Suzy Browne and her two children were in their South Hobart home one evening in May 2018, when torrential rain hit Hobart with a vengeance.
Swollen from the deluge, the Cascade catchment blocked, sending water flooding onto suburban streets. For Suzy, ‘an almighty roar’ signalled the arrival of a flash flood on her doorstep, and within seconds her home was filled with thigh-deep, muddy water. Afraid that more water was on its way, Suzy, her children and the family dog took refuge on their carport roof, and waited for emergency services to arrive.
The following morning, the family surveyed the destruction. Her house and garden were covered with inches of stinking mud, and everything they owned—furniture, photos, clothes, precious possessions, even food—had been damaged.
A long road home
The impact was such that Suzy and her family had no option but to move out while the house was cleaned and repaired. Returning home has been a complex, costly and lengthy process, and it was almost 18 months before the family could move back in to their still-incomplete home.
Fortunately, Suzy had been diligent about her home and contents insurance before disaster struck. Several years ago, she sat down with her insurer and went through her policy with a fine-toothed comb. She discovered things she wasn’t covered for (including a flood), and adjusted her policy accordingly, to increase her level of cover. As a result, when she lost almost everything she owned in 2018, she was well covered by her insurance.
Suzy says her insurance company have been great to deal with. But she acknowledges that without her attention to detail all those years ago, the devastating experience her family has been through would have been immeasurably tougher.
Know your cover
Suzy’s advice is to be meticulous with your insurance, and take the time to go through your policy with your insurer, in detail, and make sure you understand what is included and what isn’t. List individual items on your policy, such as tablets, phones, and jewellery, and add new items each year as you acquire them.

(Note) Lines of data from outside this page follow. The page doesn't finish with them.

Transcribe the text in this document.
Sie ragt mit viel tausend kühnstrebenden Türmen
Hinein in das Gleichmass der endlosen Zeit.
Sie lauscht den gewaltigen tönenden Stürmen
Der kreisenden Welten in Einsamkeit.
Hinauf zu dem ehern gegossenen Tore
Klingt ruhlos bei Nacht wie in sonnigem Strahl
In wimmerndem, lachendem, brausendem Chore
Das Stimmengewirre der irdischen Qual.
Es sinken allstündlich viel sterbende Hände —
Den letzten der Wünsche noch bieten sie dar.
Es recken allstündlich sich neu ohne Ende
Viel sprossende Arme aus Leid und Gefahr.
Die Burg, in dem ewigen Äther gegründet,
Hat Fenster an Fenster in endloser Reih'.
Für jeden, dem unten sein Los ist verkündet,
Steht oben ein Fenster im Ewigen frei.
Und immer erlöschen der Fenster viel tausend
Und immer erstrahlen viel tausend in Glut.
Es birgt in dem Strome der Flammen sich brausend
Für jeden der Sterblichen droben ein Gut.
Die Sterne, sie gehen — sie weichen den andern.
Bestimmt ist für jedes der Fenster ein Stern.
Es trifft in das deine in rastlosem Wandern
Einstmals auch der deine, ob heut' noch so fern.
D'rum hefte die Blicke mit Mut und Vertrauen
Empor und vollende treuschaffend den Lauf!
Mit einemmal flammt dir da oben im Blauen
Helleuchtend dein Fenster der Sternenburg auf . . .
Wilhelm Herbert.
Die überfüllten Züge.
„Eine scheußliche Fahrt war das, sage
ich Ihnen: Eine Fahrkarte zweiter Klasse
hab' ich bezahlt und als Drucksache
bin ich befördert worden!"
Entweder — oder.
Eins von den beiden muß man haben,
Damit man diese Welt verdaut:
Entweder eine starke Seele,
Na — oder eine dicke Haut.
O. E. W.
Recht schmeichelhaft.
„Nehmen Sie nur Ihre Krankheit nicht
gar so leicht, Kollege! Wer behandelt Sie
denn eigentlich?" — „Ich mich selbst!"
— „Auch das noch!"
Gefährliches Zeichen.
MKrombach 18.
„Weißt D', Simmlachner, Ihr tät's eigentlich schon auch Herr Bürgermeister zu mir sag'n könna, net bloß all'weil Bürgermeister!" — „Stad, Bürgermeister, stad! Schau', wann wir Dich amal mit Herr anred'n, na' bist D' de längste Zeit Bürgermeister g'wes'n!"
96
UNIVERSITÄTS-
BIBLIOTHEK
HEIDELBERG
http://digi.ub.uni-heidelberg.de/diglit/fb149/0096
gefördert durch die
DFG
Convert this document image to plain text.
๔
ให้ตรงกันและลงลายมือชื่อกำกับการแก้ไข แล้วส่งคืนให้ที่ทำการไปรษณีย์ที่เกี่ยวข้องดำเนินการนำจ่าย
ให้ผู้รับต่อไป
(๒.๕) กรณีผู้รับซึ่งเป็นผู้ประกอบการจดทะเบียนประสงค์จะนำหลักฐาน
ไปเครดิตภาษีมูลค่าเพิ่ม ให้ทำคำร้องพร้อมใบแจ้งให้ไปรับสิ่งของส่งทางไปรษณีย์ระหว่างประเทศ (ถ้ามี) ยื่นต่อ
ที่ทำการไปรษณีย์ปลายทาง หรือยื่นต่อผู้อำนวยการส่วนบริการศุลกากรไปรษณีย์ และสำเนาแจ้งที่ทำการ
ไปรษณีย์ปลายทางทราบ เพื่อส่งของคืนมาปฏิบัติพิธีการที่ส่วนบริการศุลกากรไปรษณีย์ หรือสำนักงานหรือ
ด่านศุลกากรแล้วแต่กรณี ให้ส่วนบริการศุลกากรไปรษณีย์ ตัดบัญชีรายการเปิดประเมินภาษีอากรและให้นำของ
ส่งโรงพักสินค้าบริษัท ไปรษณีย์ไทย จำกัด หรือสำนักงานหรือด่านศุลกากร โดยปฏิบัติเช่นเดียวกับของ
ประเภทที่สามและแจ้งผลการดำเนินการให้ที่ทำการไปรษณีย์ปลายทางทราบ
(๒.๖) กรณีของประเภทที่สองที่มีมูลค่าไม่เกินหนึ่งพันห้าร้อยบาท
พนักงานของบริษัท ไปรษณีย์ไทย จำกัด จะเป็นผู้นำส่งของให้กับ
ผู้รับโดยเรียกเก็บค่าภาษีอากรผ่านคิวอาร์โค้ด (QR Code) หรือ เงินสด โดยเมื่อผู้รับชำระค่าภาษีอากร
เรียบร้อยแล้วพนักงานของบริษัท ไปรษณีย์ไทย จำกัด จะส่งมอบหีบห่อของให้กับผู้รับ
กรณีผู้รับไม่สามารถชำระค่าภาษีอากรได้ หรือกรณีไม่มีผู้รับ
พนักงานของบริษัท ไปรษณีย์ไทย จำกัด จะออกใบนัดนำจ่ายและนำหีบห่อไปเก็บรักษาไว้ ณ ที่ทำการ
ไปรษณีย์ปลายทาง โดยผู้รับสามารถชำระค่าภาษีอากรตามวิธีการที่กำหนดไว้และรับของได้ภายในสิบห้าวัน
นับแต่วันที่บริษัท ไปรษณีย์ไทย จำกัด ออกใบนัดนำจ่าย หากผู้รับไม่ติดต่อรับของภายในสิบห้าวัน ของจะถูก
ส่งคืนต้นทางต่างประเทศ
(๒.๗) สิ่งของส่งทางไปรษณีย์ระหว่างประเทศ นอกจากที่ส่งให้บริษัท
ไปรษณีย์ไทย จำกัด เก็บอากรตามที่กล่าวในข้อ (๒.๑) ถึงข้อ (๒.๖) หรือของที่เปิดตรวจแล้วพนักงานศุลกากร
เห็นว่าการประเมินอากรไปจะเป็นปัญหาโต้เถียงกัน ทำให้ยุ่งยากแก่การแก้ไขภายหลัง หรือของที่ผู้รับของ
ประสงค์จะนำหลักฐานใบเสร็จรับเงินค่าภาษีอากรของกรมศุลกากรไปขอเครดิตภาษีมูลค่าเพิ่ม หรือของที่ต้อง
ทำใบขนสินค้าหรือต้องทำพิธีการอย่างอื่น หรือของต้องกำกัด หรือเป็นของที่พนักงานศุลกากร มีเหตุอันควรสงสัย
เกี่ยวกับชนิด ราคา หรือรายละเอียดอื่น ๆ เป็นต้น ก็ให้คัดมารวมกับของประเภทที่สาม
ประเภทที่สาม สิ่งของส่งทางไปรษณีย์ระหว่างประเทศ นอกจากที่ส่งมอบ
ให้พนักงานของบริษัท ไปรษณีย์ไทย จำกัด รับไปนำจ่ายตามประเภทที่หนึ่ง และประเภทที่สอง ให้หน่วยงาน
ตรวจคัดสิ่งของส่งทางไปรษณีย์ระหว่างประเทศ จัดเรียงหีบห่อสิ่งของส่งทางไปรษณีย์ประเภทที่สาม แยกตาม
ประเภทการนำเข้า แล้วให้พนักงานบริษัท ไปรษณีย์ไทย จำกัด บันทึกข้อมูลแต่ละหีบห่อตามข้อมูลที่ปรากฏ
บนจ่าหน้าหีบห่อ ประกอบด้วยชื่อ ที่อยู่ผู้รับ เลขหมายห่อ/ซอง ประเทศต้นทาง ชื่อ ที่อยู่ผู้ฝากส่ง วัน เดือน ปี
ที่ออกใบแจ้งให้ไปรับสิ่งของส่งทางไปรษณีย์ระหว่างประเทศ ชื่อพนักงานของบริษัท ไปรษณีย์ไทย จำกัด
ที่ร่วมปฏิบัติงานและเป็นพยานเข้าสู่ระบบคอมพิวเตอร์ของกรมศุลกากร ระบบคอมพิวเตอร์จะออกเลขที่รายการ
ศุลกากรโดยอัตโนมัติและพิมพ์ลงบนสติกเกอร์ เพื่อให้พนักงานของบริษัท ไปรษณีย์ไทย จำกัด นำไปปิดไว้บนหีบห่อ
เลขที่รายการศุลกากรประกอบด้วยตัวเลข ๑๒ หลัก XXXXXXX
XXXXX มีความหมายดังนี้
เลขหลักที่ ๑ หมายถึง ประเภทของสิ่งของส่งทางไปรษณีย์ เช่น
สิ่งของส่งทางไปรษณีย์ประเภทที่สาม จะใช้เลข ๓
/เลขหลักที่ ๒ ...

She also suggests taking photos of all your insurable belongings and keeping an inventory of what you have and what it cost (even without receipts). Take photos of serial numbers and receipts for whitegoods and electrical appliances, to make it easier to price items later. And ask your insurer about salvage rights, so that if your property and possessions are affected by a natural disaster, you’ll have the option to keep things that are precious to you, even if they are damaged.
And finally, Suzy urges people to keep electronic records of everything. Often, you won’t realise what you’ve lost until months later, when you need it and realise too late that it’s not there.